Нелли засмеялась ему прямо в глаза.
Доктор методически покачал головою.
– Это очень нехорошо, – сказал он, разводя новый порошок, –
очень, очень непохвально.
– Не сердитесь на меня, – отвечала Нелли, тщетно стараясь не
засмеяться снова, – я непременно приму... А любите вы меня?
– Если вы будете вести себя похвально, то очень буду любить.
– Очень?
– Очень.
– А теперь не любите?
– И теперь люблю.
– А поцелуете меня, если я захочу вас поцеловать?
– Да, если вы будете того заслуживать.
Тут Нелли опять не могла вытерпеть и снова засмеялась.
– У пациентки веселый характер, но теперь – это нервы и
каприз, – прошептал мне доктор с самым серьезным видом.

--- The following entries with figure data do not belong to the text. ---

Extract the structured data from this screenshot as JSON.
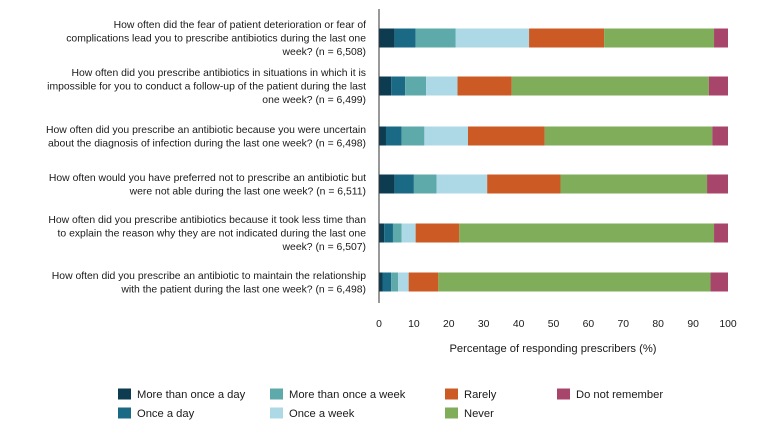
{
  "chart_data": {
    "type": "bar",
    "orientation": "horizontal",
    "stacked": true,
    "title": "",
    "xlabel": "Percentage of responding prescribers (%)",
    "ylabel": "",
    "xlim": [
      0,
      100
    ],
    "xticks": [
      0,
      10,
      20,
      30,
      40,
      50,
      60,
      70,
      80,
      90,
      100
    ],
    "grid": false,
    "legend_position": "bottom",
    "categories": [
      [
        "How often did the fear of patient deterioration or fear of",
        "complications lead you to prescribe antibiotics during the last one",
        "week? (n = 6,508)"
      ],
      [
        "How often did you prescribe antibiotics in situations in which it is",
        "impossible for you to conduct a follow-up of the patient during the last",
        "one week? (n = 6,499)"
      ],
      [
        "How often did you prescribe an antibiotic because you were uncertain",
        "about the diagnosis of infection during the last one week? (n = 6,498)"
      ],
      [
        "How often would you have preferred not to prescribe an antibiotic but",
        "were not able during the last one week? (n = 6,511)"
      ],
      [
        "How often did you prescribe antibiotics because it took less time than",
        "to explain the reason why they are not indicated during the last one",
        "week? (n = 6,507)"
      ],
      [
        "How often did you prescribe an antibiotic to maintain the relationship",
        "with the patient during the last one week? (n = 6,498)"
      ]
    ],
    "series": [
      {
        "name": "More than once a day",
        "color": "#0d3c50",
        "values": [
          4.5,
          3.5,
          2.0,
          4.5,
          1.5,
          1.0
        ]
      },
      {
        "name": "Once a day",
        "color": "#1a6a85",
        "values": [
          6.0,
          4.0,
          4.5,
          5.5,
          2.5,
          2.5
        ]
      },
      {
        "name": "More than once a week",
        "color": "#5eaaaa",
        "values": [
          11.5,
          6.0,
          6.5,
          6.5,
          2.5,
          2.0
        ]
      },
      {
        "name": "Once a week",
        "color": "#add8e6",
        "values": [
          21.0,
          9.0,
          12.5,
          14.5,
          4.0,
          3.0
        ]
      },
      {
        "name": "Rarely",
        "color": "#cc5a25",
        "values": [
          21.5,
          15.5,
          22.0,
          21.0,
          12.5,
          8.5
        ]
      },
      {
        "name": "Never",
        "color": "#7fad5a",
        "values": [
          31.5,
          56.5,
          48.0,
          42.0,
          73.0,
          78.0
        ]
      },
      {
        "name": "Do not remember",
        "color": "#a8456a",
        "values": [
          4.0,
          5.5,
          4.5,
          6.0,
          4.0,
          5.0
        ]
      }
    ]
  }
}
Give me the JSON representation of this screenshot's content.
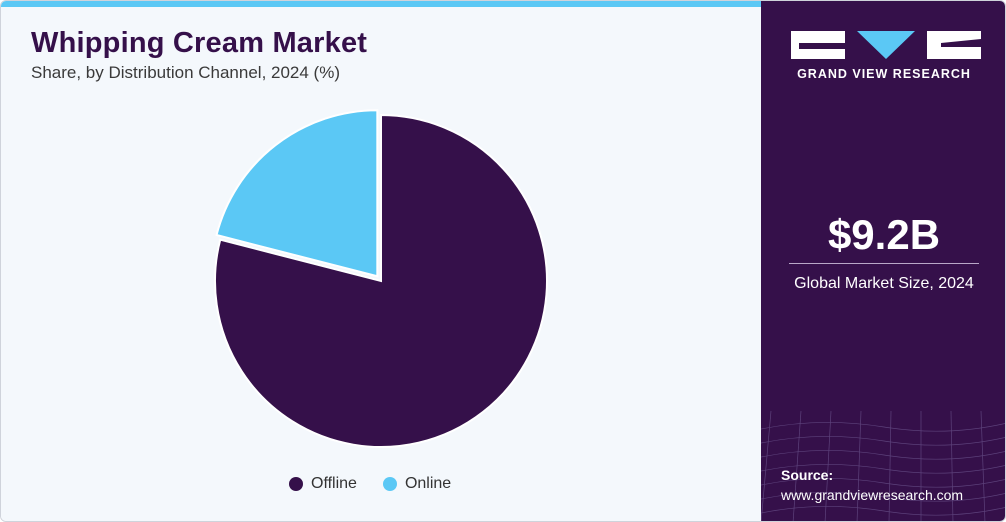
{
  "header": {
    "title": "Whipping Cream Market",
    "subtitle": "Share, by Distribution Channel, 2024 (%)"
  },
  "chart_data": {
    "type": "pie",
    "title": "Whipping Cream Market",
    "subtitle": "Share, by Distribution Channel, 2024 (%)",
    "categories": [
      "Offline",
      "Online"
    ],
    "values": [
      79,
      21
    ],
    "colors": [
      "#35104a",
      "#5bc8f5"
    ],
    "start_angle_deg": 0,
    "direction": "clockwise",
    "exploded": "Online",
    "legend_position": "bottom-center"
  },
  "legend": {
    "items": [
      {
        "label": "Offline",
        "color": "#35104a"
      },
      {
        "label": "Online",
        "color": "#5bc8f5"
      }
    ]
  },
  "sidebar": {
    "brand_name": "GRAND VIEW RESEARCH",
    "stat_value": "$9.2B",
    "stat_label": "Global Market Size, 2024",
    "source_label": "Source:",
    "source_url": "www.grandviewresearch.com"
  },
  "colors": {
    "brand_purple": "#35104a",
    "accent_blue": "#5bc8f5",
    "panel_background": "#f4f8fc"
  }
}
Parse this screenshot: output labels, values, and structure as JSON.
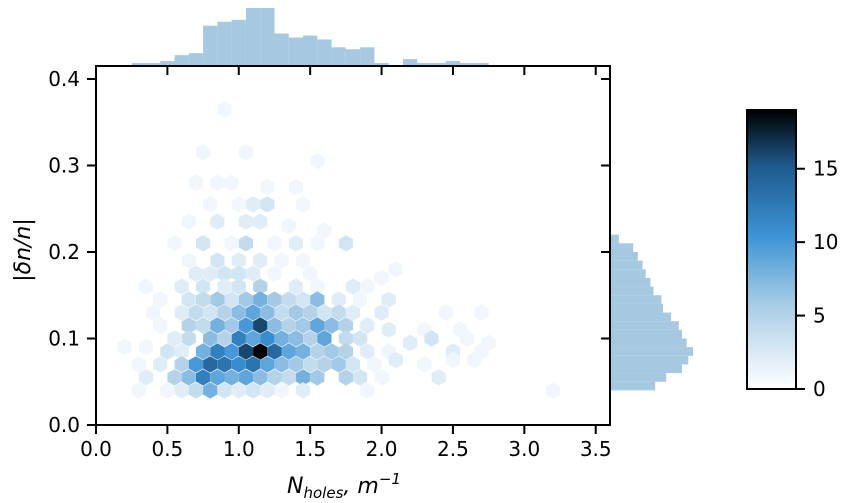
{
  "chart_data": {
    "type": "hexbin",
    "xlabel": {
      "base": "N",
      "sub": "holes",
      "rest": ", m",
      "sup": "−1"
    },
    "ylabel": "|δn/n|",
    "xlim": [
      0.0,
      3.6
    ],
    "ylim": [
      0.0,
      0.415
    ],
    "xticks": [
      0.0,
      0.5,
      1.0,
      1.5,
      2.0,
      2.5,
      3.0,
      3.5
    ],
    "xtick_labels": [
      "0.0",
      "0.5",
      "1.0",
      "1.5",
      "2.0",
      "2.5",
      "3.0",
      "3.5"
    ],
    "yticks": [
      0.0,
      0.1,
      0.2,
      0.3,
      0.4
    ],
    "ytick_labels": [
      "0.0",
      "0.1",
      "0.2",
      "0.3",
      "0.4"
    ],
    "colorbar": {
      "min": 0,
      "max": 19,
      "ticks": [
        0,
        5,
        10,
        15
      ],
      "tick_labels": [
        "0",
        "5",
        "10",
        "15"
      ],
      "cmap": [
        "#ffffff",
        "#a9cde6",
        "#3c93d6",
        "#1e5a8c",
        "#000000"
      ]
    },
    "marginal_color": "#a6c8e0",
    "hex_counts": [
      [
        0.9,
        0.365,
        1
      ],
      [
        0.75,
        0.315,
        1
      ],
      [
        1.05,
        0.315,
        1
      ],
      [
        1.55,
        0.305,
        1
      ],
      [
        0.7,
        0.28,
        1
      ],
      [
        0.85,
        0.28,
        1
      ],
      [
        0.95,
        0.28,
        1
      ],
      [
        1.2,
        0.275,
        1
      ],
      [
        1.4,
        0.275,
        1
      ],
      [
        0.8,
        0.255,
        1
      ],
      [
        1.0,
        0.255,
        1
      ],
      [
        1.1,
        0.255,
        2
      ],
      [
        1.2,
        0.255,
        3
      ],
      [
        1.45,
        0.255,
        1
      ],
      [
        0.65,
        0.235,
        1
      ],
      [
        0.85,
        0.235,
        2
      ],
      [
        1.05,
        0.235,
        2
      ],
      [
        1.15,
        0.235,
        2
      ],
      [
        1.35,
        0.23,
        1
      ],
      [
        1.6,
        0.225,
        1
      ],
      [
        0.55,
        0.21,
        1
      ],
      [
        0.75,
        0.21,
        3
      ],
      [
        0.95,
        0.21,
        1
      ],
      [
        1.05,
        0.21,
        4
      ],
      [
        1.25,
        0.21,
        1
      ],
      [
        1.4,
        0.21,
        2
      ],
      [
        1.55,
        0.21,
        1
      ],
      [
        1.75,
        0.21,
        3
      ],
      [
        0.65,
        0.19,
        1
      ],
      [
        0.85,
        0.19,
        3
      ],
      [
        1.0,
        0.19,
        2
      ],
      [
        1.15,
        0.19,
        2
      ],
      [
        1.3,
        0.19,
        1
      ],
      [
        1.45,
        0.19,
        1
      ],
      [
        0.7,
        0.175,
        2
      ],
      [
        0.8,
        0.175,
        2
      ],
      [
        0.9,
        0.175,
        3
      ],
      [
        1.0,
        0.175,
        3
      ],
      [
        1.1,
        0.175,
        2
      ],
      [
        1.25,
        0.175,
        1
      ],
      [
        1.5,
        0.175,
        1
      ],
      [
        2.0,
        0.17,
        1
      ],
      [
        2.1,
        0.18,
        1
      ],
      [
        0.35,
        0.16,
        1
      ],
      [
        0.6,
        0.16,
        2
      ],
      [
        0.75,
        0.16,
        3
      ],
      [
        0.9,
        0.16,
        2
      ],
      [
        1.0,
        0.16,
        3
      ],
      [
        1.15,
        0.16,
        5
      ],
      [
        1.4,
        0.16,
        2
      ],
      [
        1.55,
        0.16,
        1
      ],
      [
        1.8,
        0.16,
        2
      ],
      [
        1.9,
        0.16,
        1
      ],
      [
        0.45,
        0.145,
        1
      ],
      [
        0.65,
        0.145,
        3
      ],
      [
        0.75,
        0.145,
        4
      ],
      [
        0.85,
        0.145,
        6
      ],
      [
        0.95,
        0.145,
        3
      ],
      [
        1.05,
        0.145,
        6
      ],
      [
        1.15,
        0.145,
        8
      ],
      [
        1.25,
        0.145,
        6
      ],
      [
        1.35,
        0.145,
        4
      ],
      [
        1.45,
        0.145,
        3
      ],
      [
        1.55,
        0.145,
        7
      ],
      [
        1.7,
        0.145,
        2
      ],
      [
        1.85,
        0.145,
        1
      ],
      [
        2.05,
        0.145,
        2
      ],
      [
        0.4,
        0.13,
        1
      ],
      [
        0.6,
        0.13,
        2
      ],
      [
        0.7,
        0.13,
        4
      ],
      [
        0.8,
        0.13,
        3
      ],
      [
        0.9,
        0.13,
        5
      ],
      [
        1.0,
        0.13,
        7
      ],
      [
        1.1,
        0.13,
        9
      ],
      [
        1.2,
        0.13,
        7
      ],
      [
        1.3,
        0.13,
        4
      ],
      [
        1.4,
        0.13,
        6
      ],
      [
        1.5,
        0.13,
        5
      ],
      [
        1.6,
        0.13,
        3
      ],
      [
        1.7,
        0.13,
        4
      ],
      [
        1.8,
        0.13,
        2
      ],
      [
        2.0,
        0.13,
        2
      ],
      [
        2.45,
        0.13,
        1
      ],
      [
        2.7,
        0.13,
        1
      ],
      [
        0.45,
        0.115,
        1
      ],
      [
        0.65,
        0.115,
        5
      ],
      [
        0.75,
        0.115,
        4
      ],
      [
        0.85,
        0.115,
        8
      ],
      [
        0.95,
        0.115,
        6
      ],
      [
        1.05,
        0.115,
        10
      ],
      [
        1.15,
        0.115,
        16
      ],
      [
        1.25,
        0.115,
        7
      ],
      [
        1.35,
        0.115,
        5
      ],
      [
        1.45,
        0.115,
        6
      ],
      [
        1.55,
        0.115,
        9
      ],
      [
        1.65,
        0.115,
        7
      ],
      [
        1.75,
        0.115,
        5
      ],
      [
        1.9,
        0.115,
        2
      ],
      [
        2.05,
        0.11,
        2
      ],
      [
        2.3,
        0.11,
        1
      ],
      [
        2.55,
        0.11,
        1
      ],
      [
        0.55,
        0.1,
        2
      ],
      [
        0.65,
        0.1,
        4
      ],
      [
        0.8,
        0.1,
        7
      ],
      [
        0.9,
        0.1,
        5
      ],
      [
        1.0,
        0.1,
        12
      ],
      [
        1.1,
        0.1,
        9
      ],
      [
        1.2,
        0.1,
        11
      ],
      [
        1.3,
        0.1,
        8
      ],
      [
        1.4,
        0.1,
        7
      ],
      [
        1.5,
        0.1,
        5
      ],
      [
        1.6,
        0.1,
        9
      ],
      [
        1.75,
        0.1,
        4
      ],
      [
        1.85,
        0.1,
        3
      ],
      [
        2.2,
        0.095,
        2
      ],
      [
        2.35,
        0.1,
        3
      ],
      [
        2.6,
        0.1,
        1
      ],
      [
        2.75,
        0.095,
        1
      ],
      [
        0.2,
        0.09,
        1
      ],
      [
        0.35,
        0.09,
        1
      ],
      [
        0.5,
        0.085,
        3
      ],
      [
        0.6,
        0.085,
        2
      ],
      [
        0.75,
        0.085,
        8
      ],
      [
        0.85,
        0.085,
        12
      ],
      [
        0.95,
        0.085,
        10
      ],
      [
        1.05,
        0.085,
        16
      ],
      [
        1.15,
        0.085,
        19
      ],
      [
        1.25,
        0.085,
        14
      ],
      [
        1.35,
        0.085,
        9
      ],
      [
        1.45,
        0.085,
        8
      ],
      [
        1.55,
        0.085,
        5
      ],
      [
        1.65,
        0.085,
        6
      ],
      [
        1.75,
        0.085,
        5
      ],
      [
        1.9,
        0.085,
        2
      ],
      [
        2.05,
        0.085,
        1
      ],
      [
        2.5,
        0.085,
        2
      ],
      [
        2.7,
        0.085,
        1
      ],
      [
        0.3,
        0.07,
        1
      ],
      [
        0.45,
        0.07,
        2
      ],
      [
        0.6,
        0.07,
        5
      ],
      [
        0.7,
        0.07,
        10
      ],
      [
        0.8,
        0.07,
        14
      ],
      [
        0.9,
        0.07,
        13
      ],
      [
        1.0,
        0.07,
        11
      ],
      [
        1.1,
        0.07,
        13
      ],
      [
        1.2,
        0.07,
        9
      ],
      [
        1.3,
        0.07,
        7
      ],
      [
        1.4,
        0.07,
        6
      ],
      [
        1.5,
        0.07,
        4
      ],
      [
        1.6,
        0.07,
        5
      ],
      [
        1.7,
        0.07,
        6
      ],
      [
        1.8,
        0.07,
        3
      ],
      [
        1.95,
        0.07,
        1
      ],
      [
        2.1,
        0.075,
        2
      ],
      [
        2.3,
        0.07,
        1
      ],
      [
        2.5,
        0.075,
        1
      ],
      [
        2.65,
        0.075,
        1
      ],
      [
        0.35,
        0.055,
        2
      ],
      [
        0.55,
        0.055,
        5
      ],
      [
        0.65,
        0.055,
        7
      ],
      [
        0.75,
        0.055,
        12
      ],
      [
        0.85,
        0.055,
        9
      ],
      [
        0.95,
        0.055,
        8
      ],
      [
        1.05,
        0.055,
        9
      ],
      [
        1.15,
        0.055,
        7
      ],
      [
        1.25,
        0.055,
        5
      ],
      [
        1.35,
        0.055,
        4
      ],
      [
        1.45,
        0.055,
        8
      ],
      [
        1.55,
        0.055,
        6
      ],
      [
        1.75,
        0.055,
        5
      ],
      [
        1.85,
        0.055,
        3
      ],
      [
        2.0,
        0.055,
        1
      ],
      [
        2.4,
        0.055,
        2
      ],
      [
        0.3,
        0.04,
        1
      ],
      [
        0.5,
        0.04,
        1
      ],
      [
        0.6,
        0.04,
        2
      ],
      [
        0.7,
        0.04,
        4
      ],
      [
        0.8,
        0.04,
        8
      ],
      [
        0.9,
        0.04,
        3
      ],
      [
        1.0,
        0.04,
        2
      ],
      [
        1.1,
        0.04,
        3
      ],
      [
        1.2,
        0.04,
        2
      ],
      [
        1.3,
        0.04,
        1
      ],
      [
        1.45,
        0.04,
        2
      ],
      [
        1.9,
        0.04,
        1
      ],
      [
        3.2,
        0.04,
        1
      ]
    ],
    "marginal_x": {
      "bin_edges": [
        0.25,
        0.35,
        0.45,
        0.55,
        0.65,
        0.75,
        0.85,
        0.95,
        1.05,
        1.15,
        1.25,
        1.35,
        1.45,
        1.55,
        1.65,
        1.75,
        1.85,
        1.95,
        2.05,
        2.15,
        2.25,
        2.35,
        2.45,
        2.55,
        2.65,
        2.75
      ],
      "counts": [
        1,
        1,
        2,
        5,
        6,
        20,
        22,
        23,
        29,
        29,
        16,
        14,
        15,
        13,
        9,
        8,
        9,
        1,
        0,
        3,
        1,
        1,
        2,
        1,
        1
      ]
    },
    "marginal_y": {
      "bin_edges": [
        0.04,
        0.05,
        0.06,
        0.07,
        0.08,
        0.09,
        0.1,
        0.11,
        0.12,
        0.13,
        0.14,
        0.15,
        0.16,
        0.17,
        0.18,
        0.19,
        0.2,
        0.21,
        0.22
      ],
      "counts": [
        28,
        35,
        45,
        49,
        52,
        48,
        45,
        43,
        38,
        33,
        32,
        27,
        25,
        22,
        20,
        17,
        14,
        5
      ]
    }
  }
}
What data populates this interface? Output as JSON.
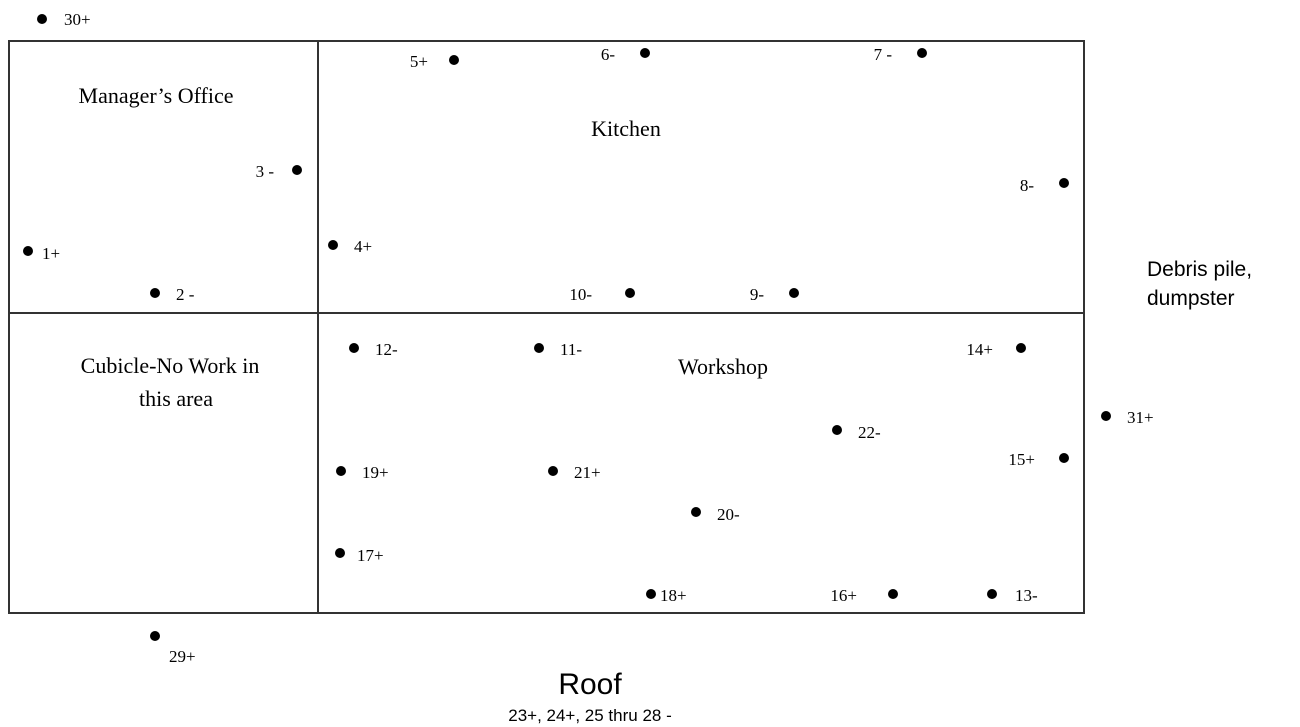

– Ну, хорошо, я выпью порошок, – вскрикнула вдруг своим
слабым голоском Нелли, – но когда я вырасту и буду большая, вы возьмете меня за
себя замуж?
Вероятно, выдумка этой новой шалости очень ей нравилась;
глаза ее так и горели, а губки так и подергивало смехом в ожидании ответа
несколько изумленного доктора.
– Ну да, – отвечал он, улыбаясь невольно этому новому
капризу, – ну да, если вы будете добрая и благовоспитанная девица, будете
послушны и будете...
– Принимать порошки? – подхватила Нелли.
– Ого! ну да, принимать порошки. Добрая девица, – шепнул он
мне снова, – в ней много, много... доброго и умного, но, однако ж... замуж...
какой странный каприз...
И он снова поднес ей лекарство. Но в этот раз она даже и не
схитрила, а просто снизу вверх подтолкнула рукой ложку, и все лекарство
выплеснулось прямо на манишку и на лицо бедному старичку. Нелли громко
засмеялась, но не прежним простодушным и веселым смехом. В лице ее промелькнуло
что-то жестокое, злое. Во все это время она как будто избегала моего взгляда,
смотрела на одного доктора и с насмешкою, сквозь которую проглядывало, однако
же, беспокойство, ждала, что-то будет теперь делать «смешной» старичок.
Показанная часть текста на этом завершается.